Funky Fungus originally started out with the idea that we’d supply a medicinal market. When the Therapeutic Goods Administration announced in Australia that they would allow psilocybin prescriptions, I was put on this project. The company’s owner, Chris Applewood, needed someone with this knowledge. We went to a conference together and it was there that it kind of clicked for Chris — he realized the community was in disagreement about how it should move forward, with even just baseline things like having trouble creating a control for these drugs in studies. And with the estimates of psychedelic-assisted treatment being between $15,000 to $25,000 AUD (Editor’s note: that’s $10,000 to $16,700 USD), which wouldn't have been covered by any government medical support, it was clear this will be accessible only to a small population. So Chris started to realize the clinical route really is not the way that we want to be going in the short term.
We were always aiming to give psilocybin to people for a dollar a dose. We had the shared mentality that this would be for the people. So we started talking about gray markets, any way we could start to give people what we've been making, but then you're probably treading on a very, very fine line within the frame of the law.
Australian regulators just released a draft of their psilocybin regulations, which allows only synthetic psilocybin or Psilocybe cubensis to be prescribed by psychiatrists for treatment-resistant depression. Given that there are so many varieties within P. cubensis, do the rules leave the door open for “funky” fungus to be prescribed in Australia?
I'm an optimist, but I don't know.

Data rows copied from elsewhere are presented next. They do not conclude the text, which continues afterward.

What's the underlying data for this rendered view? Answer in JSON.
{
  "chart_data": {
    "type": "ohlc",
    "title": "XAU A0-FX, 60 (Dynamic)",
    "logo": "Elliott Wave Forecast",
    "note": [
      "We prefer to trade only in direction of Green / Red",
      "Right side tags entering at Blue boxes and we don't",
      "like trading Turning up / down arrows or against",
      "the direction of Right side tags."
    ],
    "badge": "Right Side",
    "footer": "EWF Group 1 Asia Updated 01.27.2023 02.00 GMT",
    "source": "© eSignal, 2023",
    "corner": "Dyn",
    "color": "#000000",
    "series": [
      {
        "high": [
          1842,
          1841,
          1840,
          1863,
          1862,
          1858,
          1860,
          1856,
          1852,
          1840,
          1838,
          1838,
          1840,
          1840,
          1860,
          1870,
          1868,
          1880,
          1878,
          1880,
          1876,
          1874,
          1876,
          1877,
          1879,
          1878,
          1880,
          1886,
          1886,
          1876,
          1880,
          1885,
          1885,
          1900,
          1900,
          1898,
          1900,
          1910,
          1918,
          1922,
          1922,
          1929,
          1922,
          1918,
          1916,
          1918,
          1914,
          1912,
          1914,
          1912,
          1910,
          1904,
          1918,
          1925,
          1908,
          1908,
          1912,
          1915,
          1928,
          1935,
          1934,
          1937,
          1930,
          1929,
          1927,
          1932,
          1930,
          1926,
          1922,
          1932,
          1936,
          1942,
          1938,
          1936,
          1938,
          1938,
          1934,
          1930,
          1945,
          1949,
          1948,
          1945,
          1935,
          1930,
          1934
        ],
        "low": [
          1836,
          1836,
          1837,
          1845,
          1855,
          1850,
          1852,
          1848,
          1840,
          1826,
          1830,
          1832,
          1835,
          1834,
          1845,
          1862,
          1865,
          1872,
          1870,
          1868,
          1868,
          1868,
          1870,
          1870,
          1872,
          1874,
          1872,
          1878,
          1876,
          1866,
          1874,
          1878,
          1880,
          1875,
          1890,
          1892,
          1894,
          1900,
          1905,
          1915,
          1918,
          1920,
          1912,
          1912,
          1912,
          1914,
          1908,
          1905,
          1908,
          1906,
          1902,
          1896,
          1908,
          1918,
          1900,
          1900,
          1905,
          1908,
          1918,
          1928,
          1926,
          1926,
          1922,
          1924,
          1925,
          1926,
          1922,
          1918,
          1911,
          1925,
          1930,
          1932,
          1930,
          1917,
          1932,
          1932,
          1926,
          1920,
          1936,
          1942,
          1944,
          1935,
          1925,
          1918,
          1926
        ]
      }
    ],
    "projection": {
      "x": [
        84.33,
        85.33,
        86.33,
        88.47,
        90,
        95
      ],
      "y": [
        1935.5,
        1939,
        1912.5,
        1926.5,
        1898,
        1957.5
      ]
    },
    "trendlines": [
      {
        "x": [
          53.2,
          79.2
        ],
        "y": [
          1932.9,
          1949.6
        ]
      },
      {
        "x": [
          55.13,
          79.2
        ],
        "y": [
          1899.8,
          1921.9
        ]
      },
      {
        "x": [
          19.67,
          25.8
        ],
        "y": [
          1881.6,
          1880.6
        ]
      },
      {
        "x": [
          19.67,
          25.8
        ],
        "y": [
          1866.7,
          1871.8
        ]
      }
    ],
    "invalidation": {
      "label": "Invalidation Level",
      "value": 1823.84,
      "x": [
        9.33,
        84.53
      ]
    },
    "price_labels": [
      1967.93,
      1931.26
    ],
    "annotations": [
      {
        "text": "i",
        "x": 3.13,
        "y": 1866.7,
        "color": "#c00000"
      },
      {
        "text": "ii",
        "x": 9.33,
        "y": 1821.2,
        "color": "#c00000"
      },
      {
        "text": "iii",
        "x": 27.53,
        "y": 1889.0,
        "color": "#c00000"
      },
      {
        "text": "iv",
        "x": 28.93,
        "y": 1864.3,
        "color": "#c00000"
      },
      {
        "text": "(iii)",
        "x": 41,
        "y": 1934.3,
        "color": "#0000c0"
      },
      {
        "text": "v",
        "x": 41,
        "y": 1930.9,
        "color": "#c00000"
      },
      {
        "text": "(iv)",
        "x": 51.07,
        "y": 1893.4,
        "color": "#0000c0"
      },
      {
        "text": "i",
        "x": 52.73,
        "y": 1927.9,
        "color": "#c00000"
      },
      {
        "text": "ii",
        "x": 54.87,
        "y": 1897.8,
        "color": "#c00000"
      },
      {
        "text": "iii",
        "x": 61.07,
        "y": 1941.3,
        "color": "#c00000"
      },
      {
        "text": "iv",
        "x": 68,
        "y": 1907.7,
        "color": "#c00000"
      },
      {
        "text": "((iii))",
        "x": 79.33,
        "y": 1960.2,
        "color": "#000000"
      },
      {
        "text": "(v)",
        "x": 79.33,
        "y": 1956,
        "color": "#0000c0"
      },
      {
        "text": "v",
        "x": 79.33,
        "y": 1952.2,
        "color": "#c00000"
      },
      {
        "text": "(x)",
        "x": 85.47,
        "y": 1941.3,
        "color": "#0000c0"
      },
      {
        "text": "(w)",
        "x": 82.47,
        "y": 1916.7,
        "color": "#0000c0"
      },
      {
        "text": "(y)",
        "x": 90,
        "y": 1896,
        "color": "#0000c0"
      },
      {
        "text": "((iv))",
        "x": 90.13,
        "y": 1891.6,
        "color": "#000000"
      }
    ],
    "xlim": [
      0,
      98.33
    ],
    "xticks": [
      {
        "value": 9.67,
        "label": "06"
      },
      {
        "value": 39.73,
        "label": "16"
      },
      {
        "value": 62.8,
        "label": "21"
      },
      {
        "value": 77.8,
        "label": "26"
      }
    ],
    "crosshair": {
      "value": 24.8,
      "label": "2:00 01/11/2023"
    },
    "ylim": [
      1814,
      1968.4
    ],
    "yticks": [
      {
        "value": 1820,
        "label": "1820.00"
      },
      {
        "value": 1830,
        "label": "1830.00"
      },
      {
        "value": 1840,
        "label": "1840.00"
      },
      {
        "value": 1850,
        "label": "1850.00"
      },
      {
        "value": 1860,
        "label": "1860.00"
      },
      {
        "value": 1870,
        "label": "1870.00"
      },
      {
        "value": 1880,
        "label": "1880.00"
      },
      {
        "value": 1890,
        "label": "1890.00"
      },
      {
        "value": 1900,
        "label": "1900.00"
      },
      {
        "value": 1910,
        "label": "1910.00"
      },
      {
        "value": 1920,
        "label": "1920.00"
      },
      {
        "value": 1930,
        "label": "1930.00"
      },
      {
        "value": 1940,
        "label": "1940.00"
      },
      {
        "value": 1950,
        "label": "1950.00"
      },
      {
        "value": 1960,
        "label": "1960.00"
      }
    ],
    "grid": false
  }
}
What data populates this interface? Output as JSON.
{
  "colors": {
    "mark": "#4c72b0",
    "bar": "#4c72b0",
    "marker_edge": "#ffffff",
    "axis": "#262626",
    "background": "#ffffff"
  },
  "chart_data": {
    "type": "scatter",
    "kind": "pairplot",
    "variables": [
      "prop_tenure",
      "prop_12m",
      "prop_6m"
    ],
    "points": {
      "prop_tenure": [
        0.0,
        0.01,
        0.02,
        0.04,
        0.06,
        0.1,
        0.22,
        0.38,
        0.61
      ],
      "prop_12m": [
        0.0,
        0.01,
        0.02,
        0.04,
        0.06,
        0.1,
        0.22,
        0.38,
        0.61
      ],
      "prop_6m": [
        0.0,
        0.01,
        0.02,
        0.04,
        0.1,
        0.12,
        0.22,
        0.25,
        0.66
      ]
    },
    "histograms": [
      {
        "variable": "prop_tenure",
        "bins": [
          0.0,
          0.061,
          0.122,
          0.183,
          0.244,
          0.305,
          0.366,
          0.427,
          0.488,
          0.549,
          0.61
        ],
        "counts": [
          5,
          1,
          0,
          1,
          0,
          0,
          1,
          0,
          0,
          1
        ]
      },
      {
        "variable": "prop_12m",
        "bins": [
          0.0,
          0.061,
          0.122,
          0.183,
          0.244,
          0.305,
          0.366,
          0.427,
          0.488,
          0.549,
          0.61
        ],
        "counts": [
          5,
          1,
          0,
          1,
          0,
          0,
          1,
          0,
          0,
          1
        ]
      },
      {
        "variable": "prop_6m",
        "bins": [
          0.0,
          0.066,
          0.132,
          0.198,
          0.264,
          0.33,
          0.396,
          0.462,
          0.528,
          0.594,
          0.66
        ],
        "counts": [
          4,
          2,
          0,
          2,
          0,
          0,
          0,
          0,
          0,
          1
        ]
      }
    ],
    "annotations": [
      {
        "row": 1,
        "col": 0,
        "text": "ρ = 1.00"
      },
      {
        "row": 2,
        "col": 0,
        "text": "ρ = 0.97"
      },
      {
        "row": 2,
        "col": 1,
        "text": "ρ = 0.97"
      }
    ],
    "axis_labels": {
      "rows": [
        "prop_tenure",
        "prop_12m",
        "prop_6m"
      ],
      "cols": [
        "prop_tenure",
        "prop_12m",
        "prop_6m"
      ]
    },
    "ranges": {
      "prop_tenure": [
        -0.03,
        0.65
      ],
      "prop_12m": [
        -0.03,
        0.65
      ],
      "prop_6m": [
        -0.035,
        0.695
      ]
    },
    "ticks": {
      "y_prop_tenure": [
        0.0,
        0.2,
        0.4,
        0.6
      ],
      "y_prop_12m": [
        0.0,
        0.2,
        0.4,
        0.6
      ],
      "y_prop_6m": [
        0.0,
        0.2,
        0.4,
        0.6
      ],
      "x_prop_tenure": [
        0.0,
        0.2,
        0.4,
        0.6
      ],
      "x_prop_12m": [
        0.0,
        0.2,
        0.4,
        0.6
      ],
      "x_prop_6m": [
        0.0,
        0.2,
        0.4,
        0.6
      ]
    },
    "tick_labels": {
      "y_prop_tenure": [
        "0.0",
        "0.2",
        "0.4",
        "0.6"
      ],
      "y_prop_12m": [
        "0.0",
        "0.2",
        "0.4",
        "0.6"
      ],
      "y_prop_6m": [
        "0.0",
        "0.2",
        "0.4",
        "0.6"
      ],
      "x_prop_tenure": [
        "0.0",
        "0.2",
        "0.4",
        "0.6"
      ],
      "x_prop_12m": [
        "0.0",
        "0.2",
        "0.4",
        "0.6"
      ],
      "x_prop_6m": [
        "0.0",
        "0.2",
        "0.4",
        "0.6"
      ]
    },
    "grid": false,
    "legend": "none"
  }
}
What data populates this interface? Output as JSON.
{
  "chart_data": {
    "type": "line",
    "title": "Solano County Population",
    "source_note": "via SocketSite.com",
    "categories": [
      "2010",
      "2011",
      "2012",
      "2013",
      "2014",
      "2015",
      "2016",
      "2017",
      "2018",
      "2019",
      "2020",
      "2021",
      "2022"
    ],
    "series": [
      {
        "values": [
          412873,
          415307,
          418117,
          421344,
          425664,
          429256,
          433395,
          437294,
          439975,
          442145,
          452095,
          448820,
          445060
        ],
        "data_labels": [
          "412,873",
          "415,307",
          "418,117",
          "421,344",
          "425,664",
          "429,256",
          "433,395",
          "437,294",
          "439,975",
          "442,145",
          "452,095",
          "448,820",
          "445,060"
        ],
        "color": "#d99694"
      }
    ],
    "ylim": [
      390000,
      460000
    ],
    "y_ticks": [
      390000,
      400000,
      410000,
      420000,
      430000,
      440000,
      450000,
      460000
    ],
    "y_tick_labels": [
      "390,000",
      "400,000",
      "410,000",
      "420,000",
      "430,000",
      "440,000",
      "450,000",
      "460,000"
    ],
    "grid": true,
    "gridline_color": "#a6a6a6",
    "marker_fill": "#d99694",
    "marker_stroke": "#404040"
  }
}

Maybe there will be that opportunity in the future, but perhaps I’ll have a long gray beard by then. I mean, growing Psilocybe cubensis? That works, in the short term, but again, it’s that banana thing. Over the last 50 years, people have been cultivating Psilocybe, and they are pioneers that laid the groundwork for mushroom growers. But at the same time, they’ve decreased the genetic diversity — they’ve made the Cavendish banana. But gosh, what is still out there waiting to be innovated? We should be celebrating diversity.
This interview has been edited and condensed for clarity and length.